Thea reached for the magazine and then let her hand fall. How much real, sound advice could you get from an article in a magazine that featured makeup tips, the latest fad diets, and a feature on a gaggle of sisters staggeringly popular for nothing more than being public? To waste money on something so ephemeral and ...
The ancient woman in front of her finally moved off and Thea tossed the magazine onto the counter, along with her other purchases. Five minutes later, she was sitting behind the wheel of her car in the parking lot, rapidly scanning the article.
Phrases, sentences leapt out at her. “An early relationship that the parents had belittled or in some ways actively hindered.” “A split that had occurred for largely situational reasons.” Being separated by three thousand miles could count as a “situation,” Thea decided. And certainly her own parents hadn’t been supportive of her dating Hugh.
Her eyes darted to the final few paragraphs of the article. If the two people now reunited had been each other’s first loves, if their relationship had been criticized and cut short, the writer told her, then their chances of romantic success the second time around were close to eighty percent.
Thea’s heart began to race. If this article could be believed, then she and Hugh stood a very good chance of making it again as a couple. They wouldn’t part in a few days, Hugh for New York and Thea to rot away in her rented apartment. She thought about their conversation at dinner the night before, how she had sensed that there were so many important things being left unsaid.
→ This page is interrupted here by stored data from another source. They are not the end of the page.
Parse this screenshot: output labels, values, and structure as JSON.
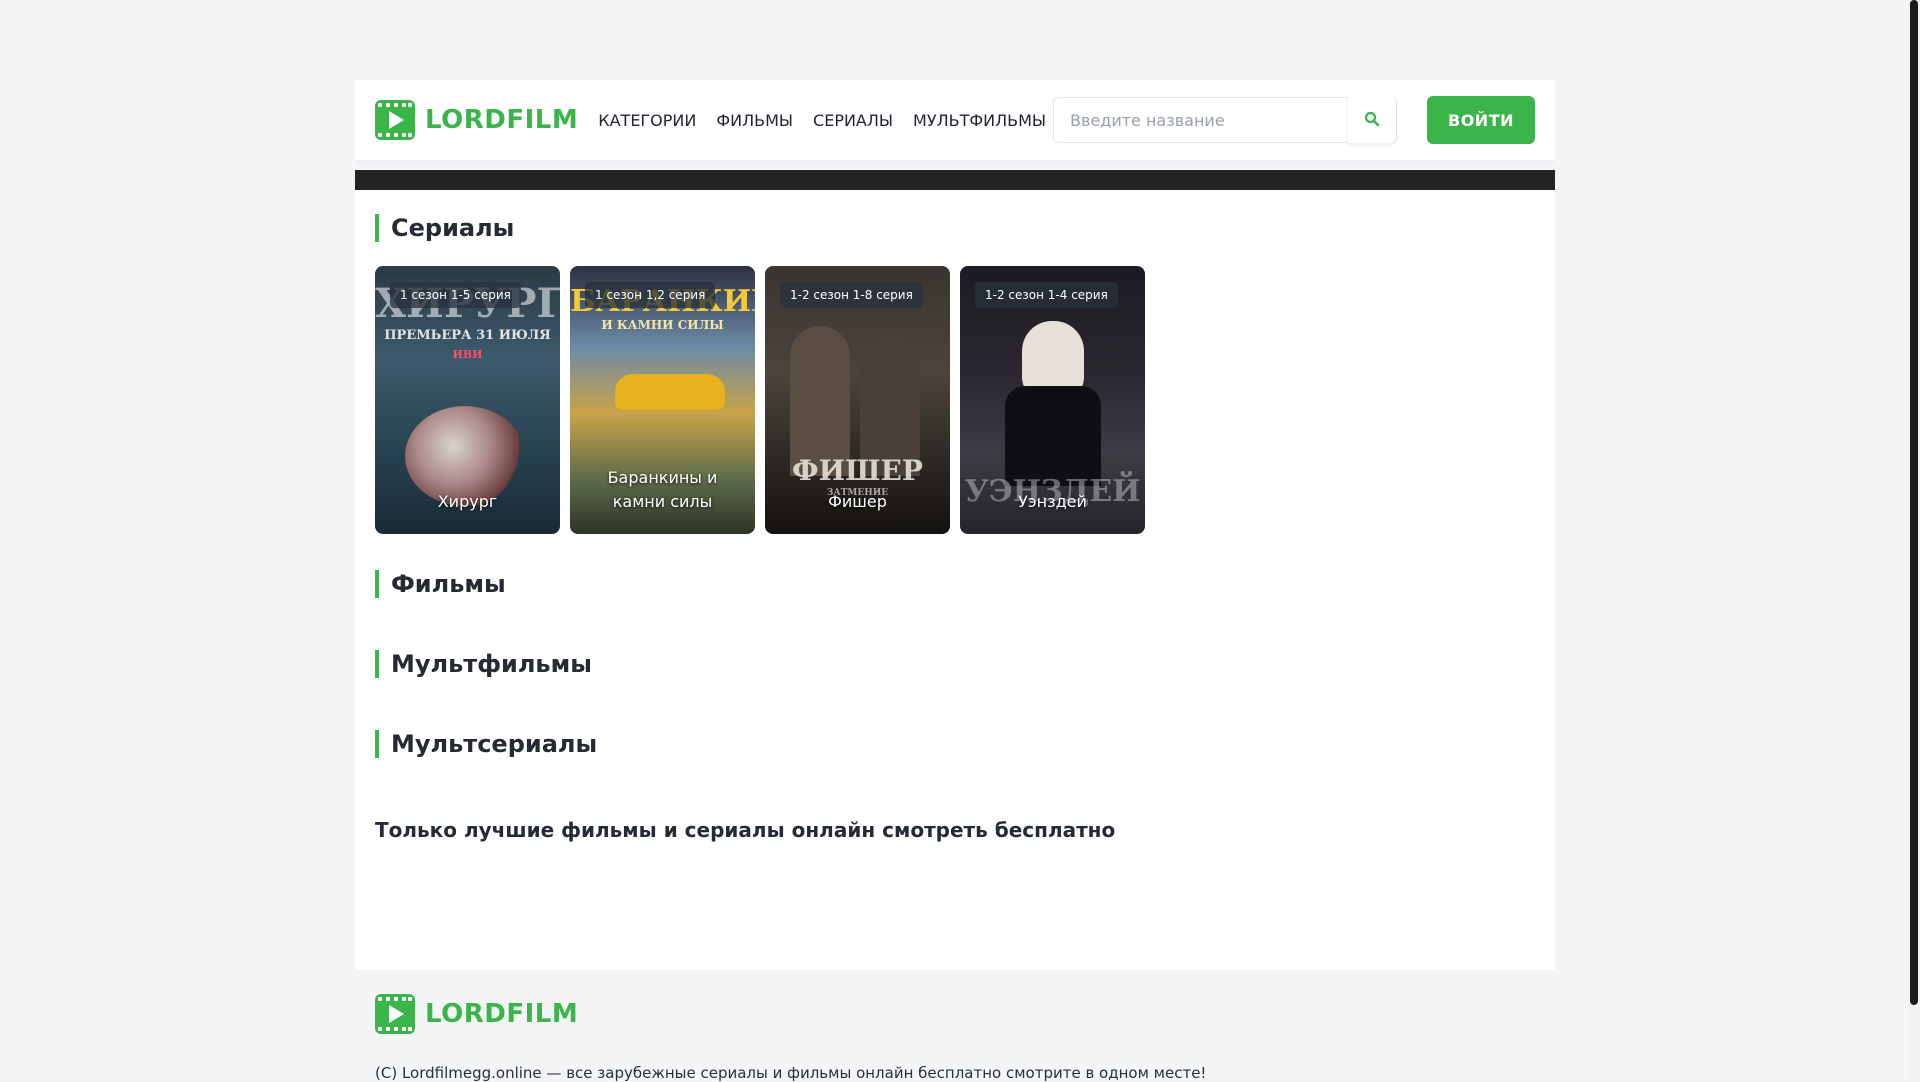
{
  "brand": {
    "name": "LORDFILM",
    "accent_color": "#3bb44a"
  },
  "nav": {
    "items": [
      {
        "label": "КАТЕГОРИИ"
      },
      {
        "label": "ФИЛЬМЫ"
      },
      {
        "label": "СЕРИАЛЫ"
      },
      {
        "label": "МУЛЬТФИЛЬМЫ"
      }
    ]
  },
  "search": {
    "placeholder": "Введите название",
    "value": "",
    "icon": "search-icon"
  },
  "login": {
    "label": "ВОЙТИ"
  },
  "sections": {
    "series": {
      "title": "Сериалы",
      "cards": [
        {
          "badge": "1 сезон 1-5 серия",
          "title": "Хирург",
          "poster_lines": [
            "ХИРУРГ",
            "ПРЕМЬЕРА 31 ИЮЛЯ",
            "ИВИ"
          ]
        },
        {
          "badge": "1 сезон 1,2 серия",
          "title": "Баранкины и камни силы",
          "poster_lines": [
            "БАРАНКИНЫ",
            "И КАМНИ СИЛЫ"
          ]
        },
        {
          "badge": "1-2 сезон 1-8 серия",
          "title": "Фишер",
          "poster_lines": [
            "ФИШЕР",
            "ЗАТМЕНИЕ"
          ]
        },
        {
          "badge": "1-2 сезон 1-4 серия",
          "title": "Уэнздей",
          "poster_lines": [
            "УЭНЗДЕЙ"
          ]
        }
      ]
    },
    "films": {
      "title": "Фильмы"
    },
    "cartoons": {
      "title": "Мультфильмы"
    },
    "cartoon_series": {
      "title": "Мультсериалы"
    }
  },
  "seo_text": "Только лучшие фильмы и сериалы онлайн смотреть бесплатно",
  "footer": {
    "brand": "LORDFILM",
    "text": "(C) Lordfilmegg.online — все зарубежные сериалы и фильмы онлайн бесплатно смотрите в одном месте!"
  }
}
Well, maybe not on Hugh’s part, but certainly on hers. But if Hugh really didn’t have anything to say to her, anything like, “Thea, I love you,” then ... then, she was imagining a future that existed only in her own fantasies.
Thea looked down at the glossy cover of the magazine, at its bright purple and pink lettering, sensational headlines, and ridiculously airbrushed model. The article could all be lies, she thought, the studies faked, the results a joke perpetrated by the sneering editors on an unsuspecting, gullible, magazine-reading public. There would most likely be no future with Hugh, no romantic reunion, certainly no marriage, and the sooner she accepted that strong possibility, the better.
Thea tossed the magazine into the backseat of the car and started the engine. Her therapist, she thought, would be proud. How Alice would judge her determination to reject the hope of love, she decided, she would rather not know.